Tarte aux pacanes autrement
Tarte aux pacanes, chocolat noir et oranges confites
Pour 8 personnes

Pâte brisée*
1 tasse ou 120 g de farine
¼ de cuillère à thé de sel
½ cuillère à soupe de sucre
½ tasse ou 110 g de beurre non salé, froid
1½ cuillère à soupe d’eau froide
½ cuillère à soupe de jus de citron ou de vinaigre

Garniture
120 g (4,25 onces) de chocolat noir à 70 % de cacao
2 cuillères à soupe ou 27 g de beurre non salé
3 oeufs
1 tasse ou 350 g de sirop de maïs ou de sirop de glucose**
½ tasse ou 100 g de cassonade ou de sucre roux
1 cuillère à thé d’extrait de vanille
1 pincée de sel
¾ de tasse ou 135 g d’oranges confites coupées
  en petits dès
1½ tasse ou 187 g de pacanes ou de noix de pécan

Pâte brisée
Dans un bol, mélanger la farine, le sel et le sucre. Ajouter le beurre coupé en cubes et l’incorporer dans la farine à l’aide d’un coupe-pâte ou de deux couteaux. Travailler le beurre et la farine afin d’obtenir une texture granuleuse où les morceaux de beurre ont la grosseur de petits pois. Verser graduellement le jus de citron (ou le vinaigre), puis l’eau dans le mélange de farine en remuant avec une fourchette, juste assez pour que la pâte se tienne et qu’elle puisse être rassemblée en boule. Au besoin, ajouter de l’eau. Former un disque avec la pâte et l’emballer dans une pellicule plastique. Réfrigérer la pâte pendant 30 minutes.

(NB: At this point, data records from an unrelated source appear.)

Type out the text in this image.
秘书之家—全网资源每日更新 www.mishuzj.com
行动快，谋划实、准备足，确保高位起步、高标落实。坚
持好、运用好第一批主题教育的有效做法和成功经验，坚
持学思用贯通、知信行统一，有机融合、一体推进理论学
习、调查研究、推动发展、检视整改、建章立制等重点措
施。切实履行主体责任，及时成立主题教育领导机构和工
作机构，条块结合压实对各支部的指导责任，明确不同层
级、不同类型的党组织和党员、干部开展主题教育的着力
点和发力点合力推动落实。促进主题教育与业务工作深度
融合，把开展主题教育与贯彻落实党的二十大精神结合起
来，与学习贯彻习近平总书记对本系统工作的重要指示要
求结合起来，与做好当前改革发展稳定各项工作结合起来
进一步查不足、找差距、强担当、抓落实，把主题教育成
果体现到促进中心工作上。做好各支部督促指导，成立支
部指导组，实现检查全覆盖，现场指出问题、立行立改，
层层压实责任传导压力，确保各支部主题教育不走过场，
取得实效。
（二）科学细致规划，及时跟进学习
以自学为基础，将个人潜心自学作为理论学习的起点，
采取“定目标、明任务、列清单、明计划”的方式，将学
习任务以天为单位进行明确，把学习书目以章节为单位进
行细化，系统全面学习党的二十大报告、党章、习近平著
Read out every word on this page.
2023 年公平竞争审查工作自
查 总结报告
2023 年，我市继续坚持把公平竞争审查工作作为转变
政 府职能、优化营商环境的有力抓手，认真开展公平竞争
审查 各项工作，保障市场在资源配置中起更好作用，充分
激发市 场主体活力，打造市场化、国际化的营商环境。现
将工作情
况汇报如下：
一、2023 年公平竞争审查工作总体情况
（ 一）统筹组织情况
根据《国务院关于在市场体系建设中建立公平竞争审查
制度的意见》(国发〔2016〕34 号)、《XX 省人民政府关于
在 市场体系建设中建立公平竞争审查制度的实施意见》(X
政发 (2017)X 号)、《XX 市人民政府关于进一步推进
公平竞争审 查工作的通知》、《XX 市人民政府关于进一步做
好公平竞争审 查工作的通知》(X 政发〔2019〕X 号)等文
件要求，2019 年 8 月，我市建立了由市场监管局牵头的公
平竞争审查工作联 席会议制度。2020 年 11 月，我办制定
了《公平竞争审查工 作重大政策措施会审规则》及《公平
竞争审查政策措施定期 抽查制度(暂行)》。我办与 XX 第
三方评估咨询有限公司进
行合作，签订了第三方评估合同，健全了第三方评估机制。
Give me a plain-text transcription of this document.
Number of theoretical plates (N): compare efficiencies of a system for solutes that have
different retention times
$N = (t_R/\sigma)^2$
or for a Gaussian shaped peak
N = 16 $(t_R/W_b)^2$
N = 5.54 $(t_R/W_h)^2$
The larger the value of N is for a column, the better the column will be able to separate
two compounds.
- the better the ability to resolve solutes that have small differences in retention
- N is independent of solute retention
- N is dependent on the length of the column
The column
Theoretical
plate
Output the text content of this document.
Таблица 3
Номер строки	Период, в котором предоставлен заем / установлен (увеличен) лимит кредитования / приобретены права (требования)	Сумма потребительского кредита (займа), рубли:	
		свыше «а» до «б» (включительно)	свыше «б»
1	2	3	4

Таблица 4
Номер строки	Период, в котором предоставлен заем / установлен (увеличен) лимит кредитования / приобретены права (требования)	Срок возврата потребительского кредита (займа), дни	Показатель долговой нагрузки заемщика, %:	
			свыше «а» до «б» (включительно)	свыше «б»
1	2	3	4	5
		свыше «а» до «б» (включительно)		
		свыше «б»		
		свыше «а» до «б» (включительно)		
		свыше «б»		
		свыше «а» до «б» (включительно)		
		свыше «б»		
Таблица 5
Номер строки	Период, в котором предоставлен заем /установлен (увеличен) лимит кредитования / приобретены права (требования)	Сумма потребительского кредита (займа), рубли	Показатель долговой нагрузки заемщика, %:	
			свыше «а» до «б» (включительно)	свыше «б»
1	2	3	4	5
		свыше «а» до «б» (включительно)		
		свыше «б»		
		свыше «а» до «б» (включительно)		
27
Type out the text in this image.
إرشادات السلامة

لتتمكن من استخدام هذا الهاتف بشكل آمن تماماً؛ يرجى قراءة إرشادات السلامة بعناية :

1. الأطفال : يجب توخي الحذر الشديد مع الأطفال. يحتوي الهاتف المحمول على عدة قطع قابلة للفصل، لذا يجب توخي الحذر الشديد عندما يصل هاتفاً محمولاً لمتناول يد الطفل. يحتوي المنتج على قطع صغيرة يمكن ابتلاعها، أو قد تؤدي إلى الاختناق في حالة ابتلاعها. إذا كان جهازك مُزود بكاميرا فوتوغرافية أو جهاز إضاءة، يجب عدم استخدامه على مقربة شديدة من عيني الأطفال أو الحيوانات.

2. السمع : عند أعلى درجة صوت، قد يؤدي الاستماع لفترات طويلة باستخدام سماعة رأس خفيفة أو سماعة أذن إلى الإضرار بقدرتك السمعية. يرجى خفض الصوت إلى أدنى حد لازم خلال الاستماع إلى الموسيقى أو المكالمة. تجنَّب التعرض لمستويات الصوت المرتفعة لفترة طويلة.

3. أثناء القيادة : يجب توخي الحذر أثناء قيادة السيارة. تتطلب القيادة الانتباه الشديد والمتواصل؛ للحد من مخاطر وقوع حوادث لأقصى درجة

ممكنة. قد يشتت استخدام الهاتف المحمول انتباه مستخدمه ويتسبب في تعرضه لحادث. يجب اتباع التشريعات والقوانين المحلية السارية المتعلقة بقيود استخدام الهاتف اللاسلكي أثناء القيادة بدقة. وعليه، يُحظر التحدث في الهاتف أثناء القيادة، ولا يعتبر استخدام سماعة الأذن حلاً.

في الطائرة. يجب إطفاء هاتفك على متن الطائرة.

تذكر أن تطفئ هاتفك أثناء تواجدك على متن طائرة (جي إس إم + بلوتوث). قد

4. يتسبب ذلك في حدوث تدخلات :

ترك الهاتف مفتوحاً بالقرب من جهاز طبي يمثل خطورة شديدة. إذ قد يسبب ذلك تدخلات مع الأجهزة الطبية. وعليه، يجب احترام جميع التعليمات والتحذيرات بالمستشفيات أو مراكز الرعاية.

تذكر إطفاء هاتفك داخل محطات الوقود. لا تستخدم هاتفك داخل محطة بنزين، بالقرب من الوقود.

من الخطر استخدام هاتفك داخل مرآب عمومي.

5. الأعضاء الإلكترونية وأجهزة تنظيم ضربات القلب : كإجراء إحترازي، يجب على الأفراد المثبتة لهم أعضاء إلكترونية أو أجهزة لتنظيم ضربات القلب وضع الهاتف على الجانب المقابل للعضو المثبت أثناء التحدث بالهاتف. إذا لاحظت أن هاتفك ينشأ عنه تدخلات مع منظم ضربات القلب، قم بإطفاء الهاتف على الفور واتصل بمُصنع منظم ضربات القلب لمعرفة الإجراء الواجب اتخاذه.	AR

Sur un plan de travail légèrement enfariné, abaisser la pâte sur une épaisseur de 4 mm (³⁄₁₆ de pouce). Déposer la pâte dans une assiette à tarte de 23 cm (9 pouces) de diamètre et la foncer. Réserver au réfrigérateur.

Garniture
Préchauffer le four à 160°C (325°F).

Hacher le chocolat et le déposer dans un bol d’un bain-marie avec le beurre coupé en cubes. Faire fondre le chocolat et le beurre. Retirer le bol du bain-marie quand les ingrédients sont totalement fondus.

Dans un bol, fouetter les oeufs avec le sirop de maïs (ou de glucose), la cassonade, l’extrait de vanille et le sel jusqu’à ce que le mélange soit homogène. Incorporer la préparation de chocolat fondu et les oranges confites. Verser la préparation dans la pâte à tarte. Au besoin, lisser la surface avec une spatule. Disposer sur le dessus de la tarte les pacanes (ou les noix de pécan).

Enfourner et cuire 55 minutes ou jusqu’à ce la garniture de la tarte soit prise et qu’elle ait légèrement gonflée. Laisser totalement refroidir, puis réfrigérer la tarte au moins 6 heures pour facilité la découpe de celle-ci. Déguster tiède ou froid.

*Il est possible de réaliser des tartelettes comme je l’ai fait, mais la garniture par tartelette sera moins importante et elle ne sera pas coulante comme la version de Jasmine. Pour réaliser des tartelettes, doubler la recette de pâte à tarte pour ne pas en manquer. Au besoin, conserver le surplus de pâte 2 ou 3 jours au réfrigérateur ou la congeler pour une utilisation ultérieure.
**Il est toujours possible de remplacer le sirop de maïs par du miel doux. Je n’ai jamais essayé, mais je crois qu’il est également possible d’utiliser du sirop d’agave.

Et vous, qu’est-ce qui vous trotte dans la tête?